У меня было сильное искушение объявить с эстрады, что такие-то номера из программы выпадают, потому что их исполнители, г.г. офицеры, после «приказа номер первый», переменив кодекс чести, отказываются бесплатно петь на благотворительном концерте в пользу своих же боевых товарищей. Но другие «ответственные» предпочли, поторговавшись слегка с «республиканскими воинами», не поднимать скандала и заплатить им в счет их будущих ран.
Когда один из «протестантов» проревел, Два гренадера» Шумана, заменив из предосторожности где надо «императора» — «полководцем», публика, преимущественно из «имущих» или «бывших» (в первомайском шествии, конечно, участия не принимавшая), поняла это как намек и устроила исполнителю настоящую овацию. Не меньший успех выпал на долю одного киевского студента, бесподобно имитировавшего начавшего тогда приобретать известность (сопровождавшую его, кстати, до эмигрантской могилы во Франции) эстрадного рассказчика Павла Троицкого. И зал, что называется, гремел рукоплесканиями, когда киевский товарищ подражал митинговому оратору, истошно кричал с эстрады (намекая на участившиеся перемены во Временном Правительстве): «Долой, всех долой! А то, если они будут засиживаться, когда же до меня очередь дойдет?!..».
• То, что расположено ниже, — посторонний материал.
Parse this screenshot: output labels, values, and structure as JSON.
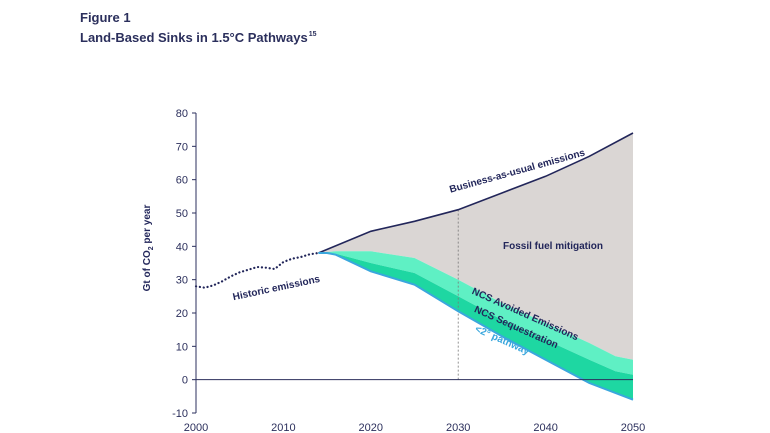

ОСУВУЗ издал даже свой литературно-художественный журнал «Богема» (вышел, правда, всего один номер — издание закрыли события). Он был на уровне более высоком, чем выставка, и откровенно декадентствовал, что весьма увлекало известную часть молодежи (девушки, кокетничая, декларировали: «Шиповник алый, шиповник белый, Один усталый и онемелый…» и т. д., а мальчики клялись по Бальмонту: «Хочу быть дерзким, хочу быть смелым…»). Одно из стихотворений «Богемы», о котором я уже упоминал, настолько точно передавало тональность модной поэзии, что казалось пародией (хотя таковой не была):
Курьезно, что «аскеты, уставшие от цветочных вериг…», на поверку оказались здоровеннейшими мужиками, вынесшими все: и гражданскую войну, и эвакуацию, и голод с «тараканьими бегами» в Константинополе, и мойку посуды в ночных кабаках Парижа, и каменоломни, и шахты, и заводские конвейеры, и девственные леса Парагвая и — при всем том — пережили многих своих сверстников, оставшихся в «социалистическом раю», так что в разделе «Свежие могилы» эмигрантских газет еще недавно можно было прочесть: «На 98-м году жизни безвременно скончался…»
Но «цветы запоздалые» 1917 года были действительно последними: сквозь них тогда летом уже начинал пробиваться чертополох.